Question

The resistance of a wire of length \(l\) and cross sectional area \(A\) is \(R\). The resistance of another wire of the same material of length \(3l\) and cross sectional area \(\frac{A}{3}\) is

• A. 3R
• B. R
• C. 9R
• D. R/3
• E. R/9

Hint:

Resistance is directly proportional to length and inversely proportional to cross-sectional area.

Answer 1

The Correct Option is C

Step 1: Understanding the Concept:
The resistance of a wire depends on its intrinsic properties (resistivity) and its physical dimensions (length and cross-sectional area). The question asks how the resistance changes when these dimensions are altered.
Step 2: Key Formula or Approach:
The formula for the resistance (\(R\)) of a wire is:
\[ R = \rho \frac{l}{A} \] where \(\rho\) (rho) is the resistivity of the material, \(l\) is the length of the wire, and \(A\) is its cross-sectional area.
Step 3: Detailed Explanation:
Initial Wire:
Length = \(l\)
Cross-sectional area = \(A\)
The resistance is given as \(R\). So, we have:
\[ R = \rho \frac{l}{A} \quad \text{--- (1)} \] (The resistivity \(\rho\) is the same for both wires because they are made of the "same material".)
New Wire:
New length, \(l' = 3l\)
New cross-sectional area, \(A' = \frac{A}{3}\)
Let the new resistance be \(R'\).
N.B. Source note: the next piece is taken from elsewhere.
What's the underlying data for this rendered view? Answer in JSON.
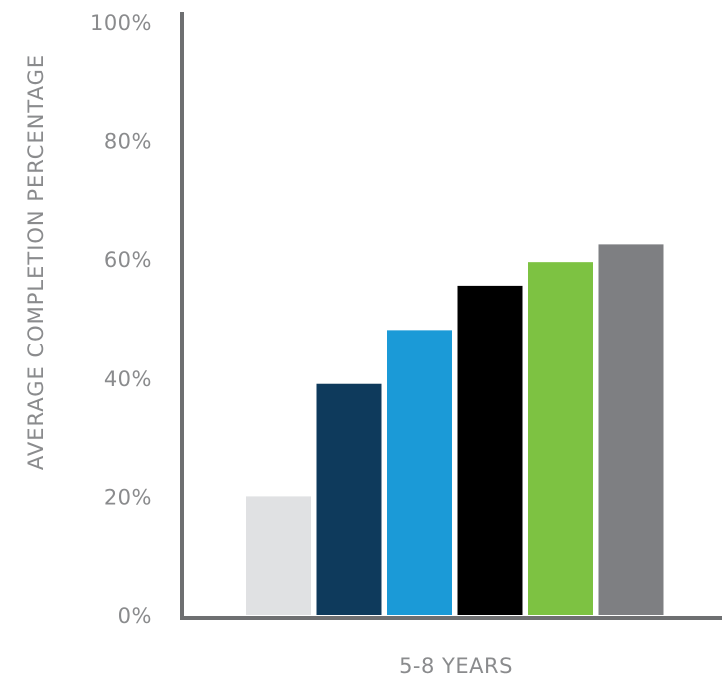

Using the resistance formula for the new wire:
\[ R' = \rho \frac{l'}{A'} \] Substitute the new dimensions into this formula:
\[ R' = \rho \frac{3l}{\frac{A}{3}} \] \[ R' = \rho \frac{3l \times 3}{A} \] \[ R' = \rho \frac{9l}{A} \] \[ R' = 9 \left( \rho \frac{l}{A} \right) \quad \text{--- (2)} \] Now, substitute the expression for \(R\) from equation (1) into equation (2):
\[ R' = 9R \] Step 4: Final Answer:
The resistance of the new wire is 9R, which corresponds to option (C).